BMI is not considered by health authorities to be a definitive measure of density, but rather a screening tool to identify individuals who may have excessive amounts of body fat for their size. While a reasonable tool for estimation for most body types, BMI loses accuracy among heavily muscled individuals, as muscle weighs more than fat and skews results. Bodybuilders, for instance, are often shown to be obese on a body mass index because of their high weight to height ratio, despite a relative lack of body fat.

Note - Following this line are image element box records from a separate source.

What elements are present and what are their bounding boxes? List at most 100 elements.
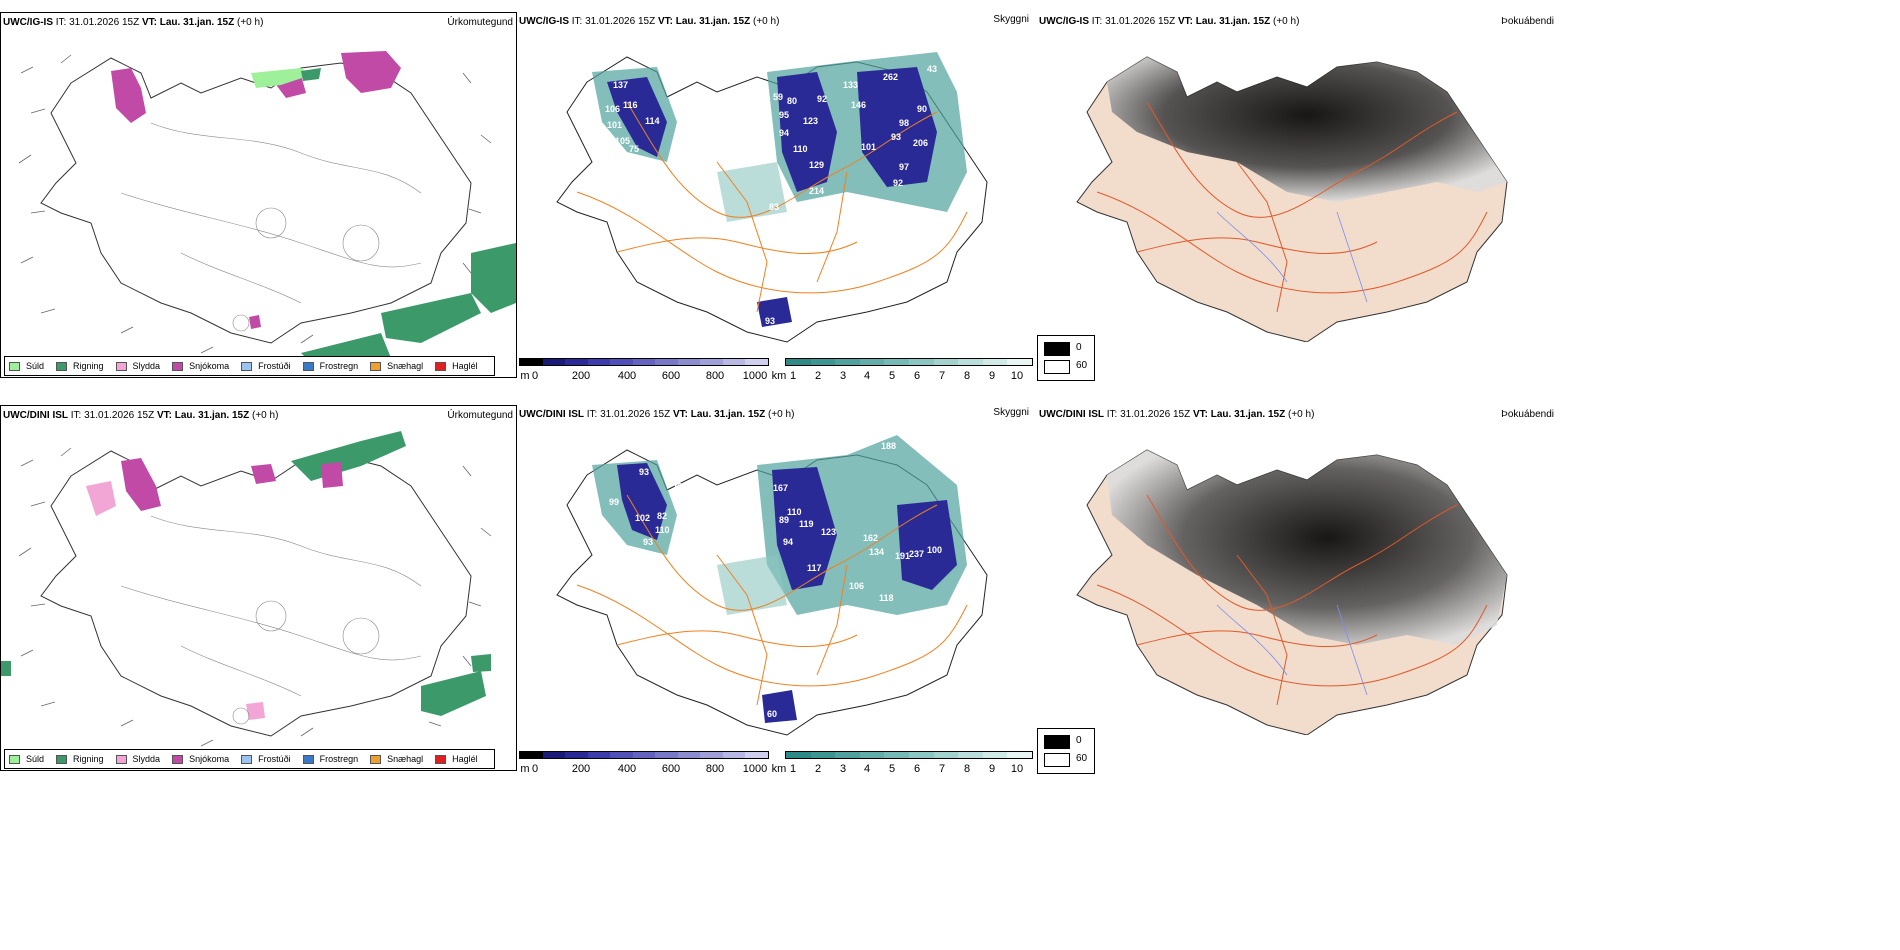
legend-item: Slydda (115, 361, 160, 371)
svg-text:137: 137 (613, 80, 628, 90)
svg-text:117: 117 (807, 563, 822, 573)
svg-text:93: 93 (765, 316, 775, 326)
scale-tick: 7 (938, 763, 946, 775)
svg-text:123: 123 (821, 527, 836, 537)
scale-tick: 200 (571, 370, 591, 382)
legend-item: Haglél (435, 754, 478, 764)
scale-tick: 0 (531, 370, 539, 382)
road-network (1096, 494, 1488, 706)
scale-tick: 1 (789, 763, 797, 775)
legend-item: Frostúði (241, 361, 291, 371)
legend-item: Snjókoma (172, 754, 229, 764)
svg-text:106: 106 (605, 104, 620, 114)
svg-text:116: 116 (623, 100, 638, 110)
terrain-contours (120, 122, 422, 332)
scale-tick: 2 (814, 370, 822, 382)
panel-title: UWC/IG-IS IT: 31.01.2026 15Z VT: Lau. 31… (1039, 16, 1300, 27)
panel-field-name: Úrkomutegund (447, 17, 513, 28)
iceland-outline (40, 57, 472, 344)
svg-text:188: 188 (881, 441, 896, 451)
scale-unit: m (520, 370, 530, 382)
svg-text:94: 94 (783, 537, 793, 547)
height-colorbar: m 0 200 400 600 800 1000 (519, 358, 769, 396)
legend-item: Frostregn (302, 361, 358, 371)
scale-tick: 600 (661, 763, 681, 775)
panel-title: UWC/DINI ISL IT: 31.01.2026 15Z VT: Lau.… (3, 410, 279, 421)
legend-item: Slydda (115, 754, 160, 764)
panel-field-name: Þokuábendi (1501, 16, 1554, 27)
svg-text:59: 59 (773, 92, 783, 102)
legend-item: Rigning (56, 361, 104, 371)
svg-text:60: 60 (767, 709, 777, 719)
fog-index-map (1076, 449, 1508, 735)
svg-text:105: 105 (615, 136, 630, 146)
scale-tick: 6 (913, 370, 921, 382)
height-colorbar: m 0 200 400 600 800 1000 (519, 751, 769, 789)
rivers (1216, 604, 1368, 696)
svg-text:75: 75 (629, 144, 639, 154)
scale-tick: 400 (617, 763, 637, 775)
scale-tick: 800 (705, 370, 725, 382)
svg-text:206: 206 (913, 138, 928, 148)
visibility-map: 93 146 99 102 82 93 110 167 110 89 119 9… (556, 435, 988, 736)
svg-text:101: 101 (607, 120, 622, 130)
svg-text:92: 92 (817, 94, 827, 104)
svg-text:80: 80 (787, 96, 797, 106)
svg-text:191: 191 (895, 551, 910, 561)
scale-tick: 400 (617, 370, 637, 382)
svg-text:119: 119 (799, 519, 814, 529)
svg-text:88: 88 (635, 160, 645, 170)
legend-item: Snjókoma (172, 361, 229, 371)
scale-unit: m (520, 763, 530, 775)
svg-text:110: 110 (655, 525, 670, 535)
scale-tick: 9 (988, 370, 996, 382)
scale-tick: 200 (571, 763, 591, 775)
fog-index-map (1076, 56, 1508, 342)
scale-tick: 10 (1010, 370, 1024, 382)
legend-item: Frostregn (302, 754, 358, 764)
svg-text:95: 95 (779, 110, 789, 120)
svg-text:89: 89 (779, 515, 789, 525)
panel-title: UWC/DINI ISL IT: 31.01.2026 15Z VT: Lau.… (1039, 409, 1315, 420)
visibility-panel-row2: UWC/DINI ISL IT: 31.01.2026 15Z VT: Lau.… (517, 405, 1037, 775)
svg-text:162: 162 (863, 533, 878, 543)
precip-type-map (1, 431, 492, 747)
scale-tick: 800 (705, 763, 725, 775)
scale-tick: 4 (863, 763, 871, 775)
svg-text:167: 167 (773, 483, 788, 493)
precip-type-legend: Súld Rigning Slydda Snjókoma Frostúði Fr… (4, 749, 495, 769)
legend-item: Rigning (56, 754, 104, 764)
svg-text:99: 99 (609, 497, 619, 507)
terrain-contours (120, 515, 422, 725)
legend-item: Snæhagl (370, 361, 423, 371)
svg-text:237: 237 (909, 549, 924, 559)
scale-tick: 7 (938, 370, 946, 382)
visibility-labels: 137 116 114 106 101 105 75 88 130 97 59 … (605, 64, 937, 326)
scale-tick: 5 (888, 763, 896, 775)
legend-item: Haglél (435, 361, 478, 371)
precip-type-map (18, 51, 516, 373)
road-network (576, 101, 968, 313)
fog-legend-row2: 0 60 (1037, 728, 1095, 774)
scale-tick: 8 (963, 370, 971, 382)
svg-text:97: 97 (723, 108, 733, 118)
svg-text:82: 82 (657, 511, 667, 521)
scale-tick: 1000 (742, 763, 768, 775)
svg-text:146: 146 (851, 100, 866, 110)
scale-tick: 600 (661, 370, 681, 382)
svg-text:97: 97 (899, 162, 909, 172)
svg-text:146: 146 (667, 479, 682, 489)
panel-field-name: Úrkomutegund (447, 410, 513, 421)
fog-panel-row2: UWC/DINI ISL IT: 31.01.2026 15Z VT: Lau.… (1037, 405, 1557, 735)
visibility-km-colorbar: km 1 2 3 4 5 6 7 8 9 10 (771, 751, 1035, 789)
low-visibility-areas (592, 435, 967, 723)
rivers (1216, 211, 1368, 303)
visibility-labels: 93 146 99 102 82 93 110 167 110 89 119 9… (609, 441, 942, 719)
panel-field-name: Þokuábendi (1501, 409, 1554, 420)
svg-text:110: 110 (793, 144, 808, 154)
legend-item: Súld (9, 754, 44, 764)
road-network (576, 494, 968, 706)
fog-shading (1107, 57, 1507, 202)
scale-tick: 8 (963, 763, 971, 775)
scale-tick: 0 (531, 763, 539, 775)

Other, more scientific methods for estimating body density include skin fold measurements, bioelectrical impedance analysis (BIA), near-infrared interactance, dual energy X-ray absorptiometry (DXA), and underwater weighing. Skin fold, near-infrared interactance, and BIA techniques are less costly than the newer DXA method, but are less accurate and have more limitations.
Skin fold analysis is the oldest and least advanced method, involving the use of skin fold calipers to measure the amount of excess non-lean tissue present on the body. BIA leverages the differing densities of bone, muscle, and fat to provide a measure of density by running an electrical current between two conductors placed on various parts of the body, and gauging resistance. Near-infrared interactance involves shooting a near-infrared beam of light through the muscles of the upper arm. The light is absorbed by fatty tissue, but reflects back off muscle. Therefore the amount of light that exits the arm is a good indicator of how much fat is present.

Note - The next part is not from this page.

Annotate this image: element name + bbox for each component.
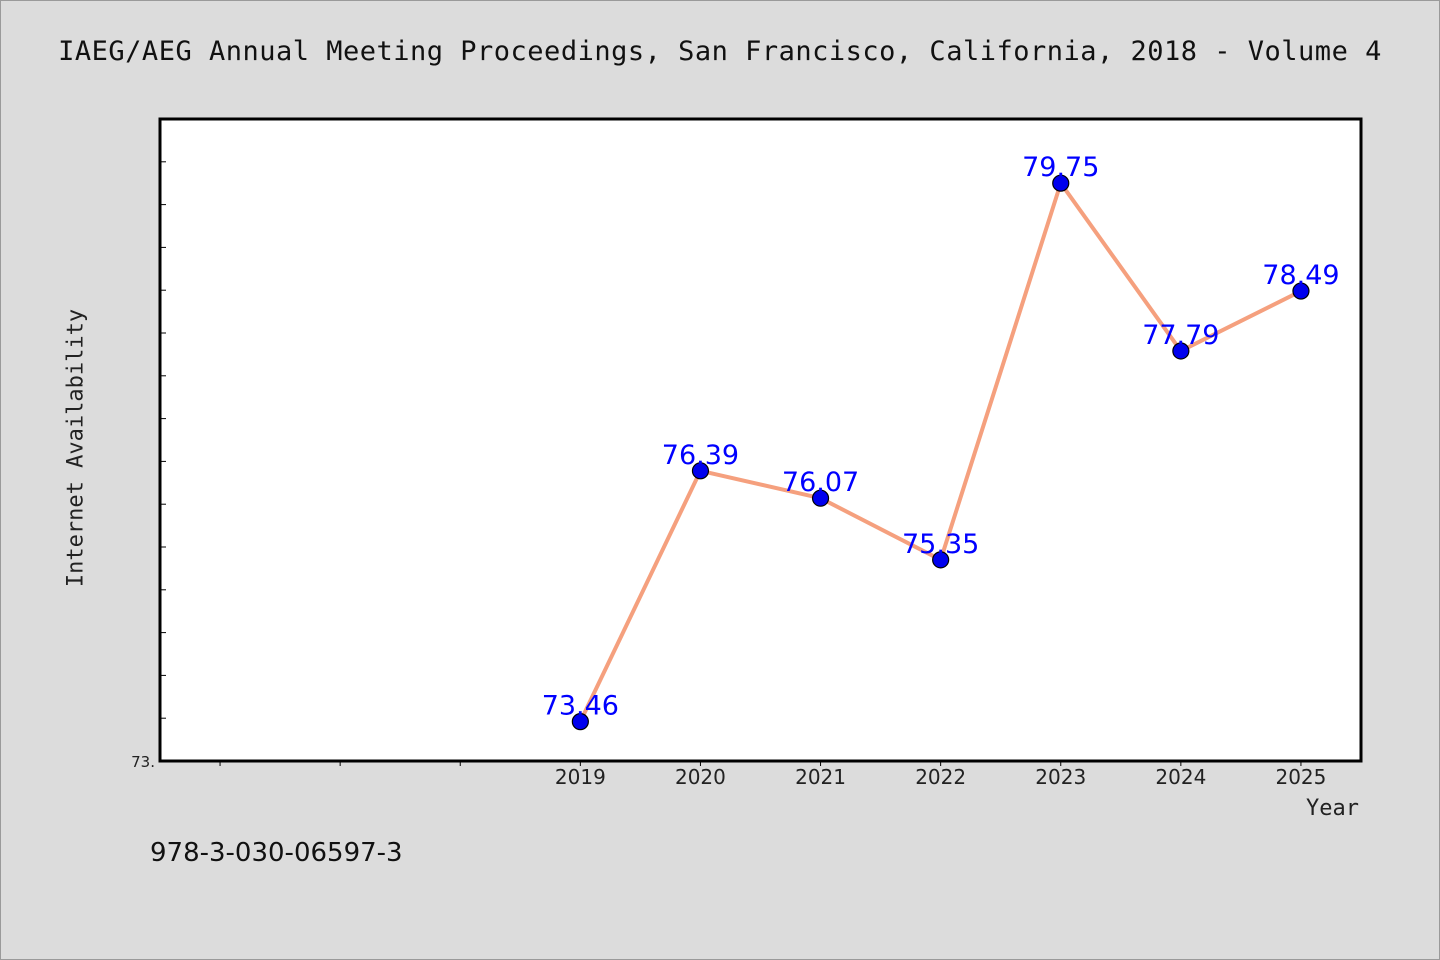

DXA is currently considered a leading technique for estimating body density. Two different types of x-ray machines — one that detects all kinds of tissue, and one that only detects fat — scan a body and indicate to what degree fat is present. DXA is a relatively involved process compared to other methods. It is generally used in conjunction with a process known as underwater weighing, which uses principles of buoyancy and the known weight difference between equal amounts of muscle and fat to provide reliable results.